Apesar do salvo-conduto concedido pelo Tribunal de Justiça do Amazonas ter barrado a prisão preventiva da médica Juliana Brasil Santos e afastado a possibilidade de busca e apreensão em sua residência – medidas solicitadas pelo delegado Marcelo Martins, do 24º Distrito Integrado de Polícia -, o caso Benício Xavier de Freitas continua produzindo novos elementos investigativos, inclusive de diligências requeridas pelo Ministério Público do Amazonas.
A Polícia Civil afirma que as últimas oitivas revelaram pontos antes desconhecidos e que as circunstâncias do atendimento no Hospital Santa Júlia caminham para desdobramentos ainda em apuração.
Segundo o Delegado Martins, do 24º DIP, uma técnica de enfermagem relatou à Polícia que alertou a colega Raíza Bentes para não aplicar adrenalina por via intravenosa no menino Benício, de 6 anos, e que chegou a entregar o kit de nebulização indicado para o quadro clínico. Segundo ela, a advertência foi ignorada, e Raíza teria “teimado” em realizar a administração endovenosa — procedimento restrito a casos de parada cardiorrespiratória.
O depoimento reforça as contradições que já haviam motivado a acareação realizada anteriormente entre a médica e a técnica. Outras profissionais foram ouvidas na Delegacia de Polícia e as autoridades iniciaram uma perícia no sistema eletrônico do Hospital Santa Júlia para verificar se há falhas capazes de alterar automaticamente a via de administração registrada no prontuário, conforme alega a defesa de Juliana. O delegado classificou como “inidôneo” o vídeo apresentado pelos advogados para demonstrar a suposta falha, por ter sido produzido sem supervisão técnica.

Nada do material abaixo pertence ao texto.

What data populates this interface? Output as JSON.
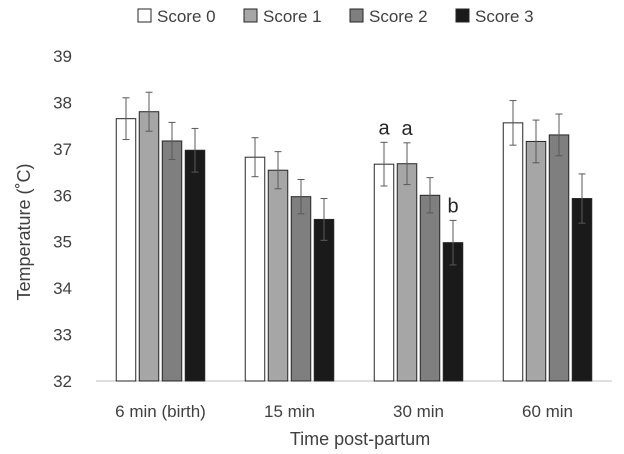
{
  "chart_data": {
    "type": "bar",
    "categories": [
      "6 min (birth)",
      "15 min",
      "30 min",
      "60 min"
    ],
    "series": [
      {
        "name": "Score 0",
        "values": [
          37.65,
          36.82,
          36.67,
          37.56
        ],
        "errors": [
          0.45,
          0.42,
          0.47,
          0.48
        ],
        "color": "#ffffff"
      },
      {
        "name": "Score 1",
        "values": [
          37.8,
          36.54,
          36.68,
          37.16
        ],
        "errors": [
          0.42,
          0.4,
          0.45,
          0.46
        ],
        "color": "#a6a6a6"
      },
      {
        "name": "Score 2",
        "values": [
          37.17,
          35.97,
          36.0,
          37.3
        ],
        "errors": [
          0.4,
          0.37,
          0.38,
          0.45
        ],
        "color": "#7f7f7f"
      },
      {
        "name": "Score 3",
        "values": [
          36.97,
          35.48,
          34.98,
          35.93
        ],
        "errors": [
          0.47,
          0.45,
          0.48,
          0.53
        ],
        "color": "#1a1a1a"
      }
    ],
    "annotations": [
      {
        "category": "30 min",
        "series": "Score 0",
        "text": "a"
      },
      {
        "category": "30 min",
        "series": "Score 1",
        "text": "a"
      },
      {
        "category": "30 min",
        "series": "Score 3",
        "text": "b"
      }
    ],
    "xlabel": "Time post-partum",
    "ylabel": "Temperature (˚C)",
    "ylim": [
      32,
      39
    ],
    "yticks": [
      "32",
      "33",
      "34",
      "35",
      "36",
      "37",
      "38",
      "39"
    ],
    "grid": false,
    "legend_position": "top"
  }
}
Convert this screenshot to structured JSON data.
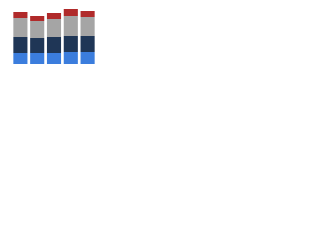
{
  "chart_data": {
    "type": "bar",
    "stacked": true,
    "categories": [
      null,
      null,
      null,
      null,
      null
    ],
    "series": [
      {
        "color": "#3b7ddd",
        "values": [
          11,
          11,
          11,
          12,
          12
        ]
      },
      {
        "color": "#1f3656",
        "values": [
          16,
          15,
          16,
          16,
          16
        ]
      },
      {
        "color": "#a5a5a5",
        "values": [
          19,
          17,
          18,
          20,
          19
        ]
      },
      {
        "color": "#b02a2a",
        "values": [
          6,
          5,
          6,
          7,
          6
        ]
      }
    ],
    "ylim": [
      0,
      60
    ]
  }
}
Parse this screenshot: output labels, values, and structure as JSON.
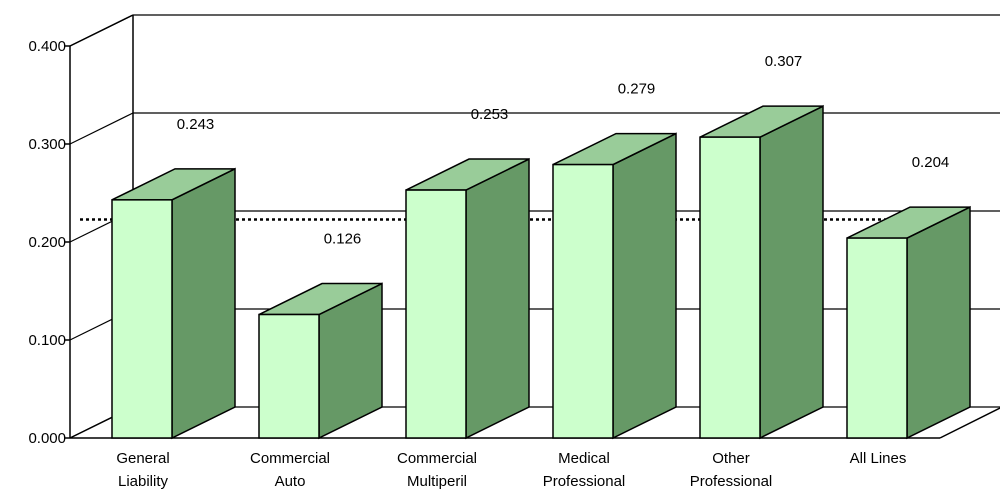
{
  "chart_data": {
    "type": "bar",
    "title": "",
    "xlabel": "",
    "ylabel": "",
    "ylim": [
      0,
      0.4
    ],
    "yticks": [
      "0.000",
      "0.100",
      "0.200",
      "0.300",
      "0.400"
    ],
    "ytick_values": [
      0,
      0.1,
      0.2,
      0.3,
      0.4
    ],
    "categories": [
      [
        "General",
        "Liability"
      ],
      [
        "Commercial",
        "Auto"
      ],
      [
        "Commercial",
        "Multiperil"
      ],
      [
        "Medical",
        "Professional"
      ],
      [
        "Other",
        "Professional"
      ],
      [
        "All Lines"
      ]
    ],
    "values": [
      0.243,
      0.126,
      0.253,
      0.279,
      0.307,
      0.204
    ],
    "value_labels": [
      "0.243",
      "0.126",
      "0.253",
      "0.279",
      "0.307",
      "0.204"
    ],
    "reference_line": {
      "style": "dotted",
      "value": 0.223
    },
    "grid": true,
    "legend": "none",
    "colors": {
      "bar_front": "#ccffcc",
      "bar_top": "#99cc99",
      "bar_side": "#669966",
      "outline": "#000000",
      "background": "#ffffff"
    }
  }
}
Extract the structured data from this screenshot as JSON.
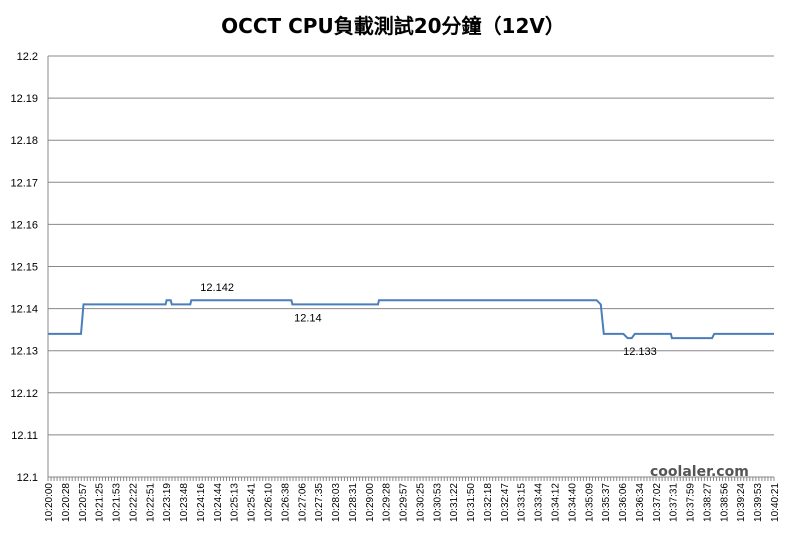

Além disso, a investigação também analisa materiais informais encaminhados à autoridade policial, como capturas de tela de conversas atribuídas a membros da equipe de plantão. Esses registros mencionam reações imediatas diante do agravamento do quadro da criança e comunicação interna sobre o atendimento. Contudo, esses materiais ainda estão sob o crivo da necessidade de perícia para constatação de autenticidade.
Paralelamente ao avanço das investigações, segue válido o salvo-conduto expedido pelo TJ-AM, que impede a prisão preventiva da médica e o cumprimento de busca domiciliar. Na decisão, a desembargadora Onilza Abreu Gerth entendeu que, até esta fase preambular, não há elementos concretos e robustos que sustentem a imputação de homicídio doloso por dolo eventual. Para o Tribunal, a conduta adotada pela médica logo após perceber o erro — ao solicitar imediatamente o antídoto e acompanhar a criança até a UTI — é incompatível com a indiferença exigida para caracterização do dolo.
A decisão reproduz expressamente o critério jurídico que diferencia dolo eventual de culpa consciente, ponto central para o enquadramento penal do caso:
“O dolo eventual, conforme a teoria da vontade e do consentimento, exige que o agente, embora não queira diretamente o resultado, assuma o risco de produzi-lo, sendo-lhe indiferente a sua ocorrência. Distingue-se da culpa consciente, onde o agente prevê o resultado, mas acredita sinceramente que ele não ocorrerá. A linha divisória entre ambos é tênue, mas crucial para a correta tipificação penal”, escreveu a Desembargadora.
E, aplicando essa distinção ao caso concreto, o Tribunal concluiu: “A conduta da Paciente é incompatível com a indiferença ao resultado morte. Ao perceber o erro […], a Dra. Juliana agiu de forma imediata e proativa: solicitou o antídoto (Propranolol) e acompanhou pessoalmente a criança à UTI, afastando a ideia de que ela teria assumido o risco do óbito ou lhe fosse indiferente.”
Com isso, a tese de dolo eventual — inicialmente sustentada pela autoridade policial para justificar pedido de prisão preventiva — encontrou um limite processual nesta etapa inicial, funcionando como uma barreira preambular à imputação qualificada. A decisão, no entanto, não impede o prosseguimento da investigação, que segue agora concentrada em esclarecer a dinâmica entre prescrição, execução e eventual falha sistêmica do hospital.
A Polícia Civil continua ouvindo profissionais que participaram do atendimento e aguarda o laudo sobre o sistema eletrônico para consolidar a sequência de eventos que culminou na morte de Benício, na madrugada de 23 de novembro. A médica Juliana Brasil e a técnica Raíza Bentes seguem afastadas cautelarmente de suas funções enquanto o inquérito segue em andamento.